Dunn returned to the bench to cheer the Friars as they made a surprise run to the 2014 Big East tournament title, then spent last season as the type of game-changer Cooley had envisioned. As a long, do-it-all guard adept at handling the pick-and-roll on both ends, he was considered a likely NBA first-round draft pick if he declared. But Dunn saw holes in his game—a propensity for turnovers (he is down from 4.2 per game last season to 3.0) and a jumper that needed fine-tuning. He was in no rush to turn basketball into a job. “Guys ain’t [in the NBA] to laugh,” says Dunn, whom one team executive compares to the Magic’s Elfrid Payton. “Guys are there to win games and provide for their families.”
This too remains Dunn’s dream—to take care not only of the father and stepmother who swooped in to provide for him, but also the brother who did the same. (John, who is an accountant in Montville, Conn., is the father of a one-year-old daughter, Aubree.) Dunn has a chance to fulfill three predictions Cooley made during that meeting four years ago: that he would become an All-America, the national player of the year and an NBA lottery pick.
More immediately on Dunn’s agenda is a return to the NCAA tournament, where the sixth-seeded Friars were upset by Dayton in Dunn’s first March Madness game last spring.

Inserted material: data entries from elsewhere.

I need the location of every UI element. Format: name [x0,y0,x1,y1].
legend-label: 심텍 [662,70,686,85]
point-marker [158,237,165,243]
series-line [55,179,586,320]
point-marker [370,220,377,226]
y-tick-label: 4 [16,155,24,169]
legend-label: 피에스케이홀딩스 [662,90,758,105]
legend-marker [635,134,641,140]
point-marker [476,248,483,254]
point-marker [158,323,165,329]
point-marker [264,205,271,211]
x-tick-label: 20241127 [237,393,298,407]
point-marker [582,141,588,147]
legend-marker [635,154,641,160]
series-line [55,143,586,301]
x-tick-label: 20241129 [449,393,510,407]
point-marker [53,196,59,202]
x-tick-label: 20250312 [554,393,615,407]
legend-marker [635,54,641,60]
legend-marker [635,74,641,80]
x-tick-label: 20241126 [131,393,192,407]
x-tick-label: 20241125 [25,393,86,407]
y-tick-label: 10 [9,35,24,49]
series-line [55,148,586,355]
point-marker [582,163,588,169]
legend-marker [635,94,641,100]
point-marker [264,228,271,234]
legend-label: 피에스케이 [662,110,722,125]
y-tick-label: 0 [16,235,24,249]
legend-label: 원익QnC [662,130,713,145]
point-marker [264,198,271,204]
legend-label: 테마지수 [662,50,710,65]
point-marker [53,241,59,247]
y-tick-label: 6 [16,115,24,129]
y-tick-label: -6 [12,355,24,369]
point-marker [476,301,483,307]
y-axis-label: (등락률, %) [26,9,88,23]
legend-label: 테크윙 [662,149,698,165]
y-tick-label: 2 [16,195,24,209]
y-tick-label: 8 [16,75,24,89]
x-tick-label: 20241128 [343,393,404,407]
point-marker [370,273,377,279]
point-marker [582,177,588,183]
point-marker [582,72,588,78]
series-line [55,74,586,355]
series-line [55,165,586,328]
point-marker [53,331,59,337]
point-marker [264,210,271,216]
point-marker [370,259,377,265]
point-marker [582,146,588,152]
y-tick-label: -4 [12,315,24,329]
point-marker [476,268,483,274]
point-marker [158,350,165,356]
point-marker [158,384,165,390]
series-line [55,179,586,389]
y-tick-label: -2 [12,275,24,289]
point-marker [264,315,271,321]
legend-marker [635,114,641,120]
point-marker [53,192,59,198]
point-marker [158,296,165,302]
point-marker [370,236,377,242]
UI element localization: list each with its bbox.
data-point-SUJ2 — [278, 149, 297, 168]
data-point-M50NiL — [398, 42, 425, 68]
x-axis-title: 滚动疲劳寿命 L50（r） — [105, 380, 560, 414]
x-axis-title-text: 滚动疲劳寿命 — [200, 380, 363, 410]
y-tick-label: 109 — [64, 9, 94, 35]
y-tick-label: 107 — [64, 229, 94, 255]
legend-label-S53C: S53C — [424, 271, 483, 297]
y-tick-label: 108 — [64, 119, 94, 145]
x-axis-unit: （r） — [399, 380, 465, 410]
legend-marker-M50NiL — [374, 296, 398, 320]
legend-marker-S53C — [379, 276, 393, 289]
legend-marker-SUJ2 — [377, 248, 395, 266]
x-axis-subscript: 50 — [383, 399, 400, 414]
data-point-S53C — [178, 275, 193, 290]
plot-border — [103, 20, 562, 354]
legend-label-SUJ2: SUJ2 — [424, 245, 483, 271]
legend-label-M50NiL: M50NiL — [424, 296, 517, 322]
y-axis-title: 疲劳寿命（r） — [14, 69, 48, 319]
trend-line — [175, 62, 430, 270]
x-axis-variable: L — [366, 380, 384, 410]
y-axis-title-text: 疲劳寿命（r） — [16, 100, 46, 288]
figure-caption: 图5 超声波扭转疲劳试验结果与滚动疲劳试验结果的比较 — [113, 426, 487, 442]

Even with a star as transcendent as Dunn and an 9–1 start, this is no guarantee. Dunn recalls the pain of his Virginia childhood every time he takes the court, and when he visualizes the course of this season, he sees opponents as still more obstacles. “You’re in my way right now,” says Dunn. “You’re in my path.” It has been a long one already, the lows never forgotten, more highs still to come.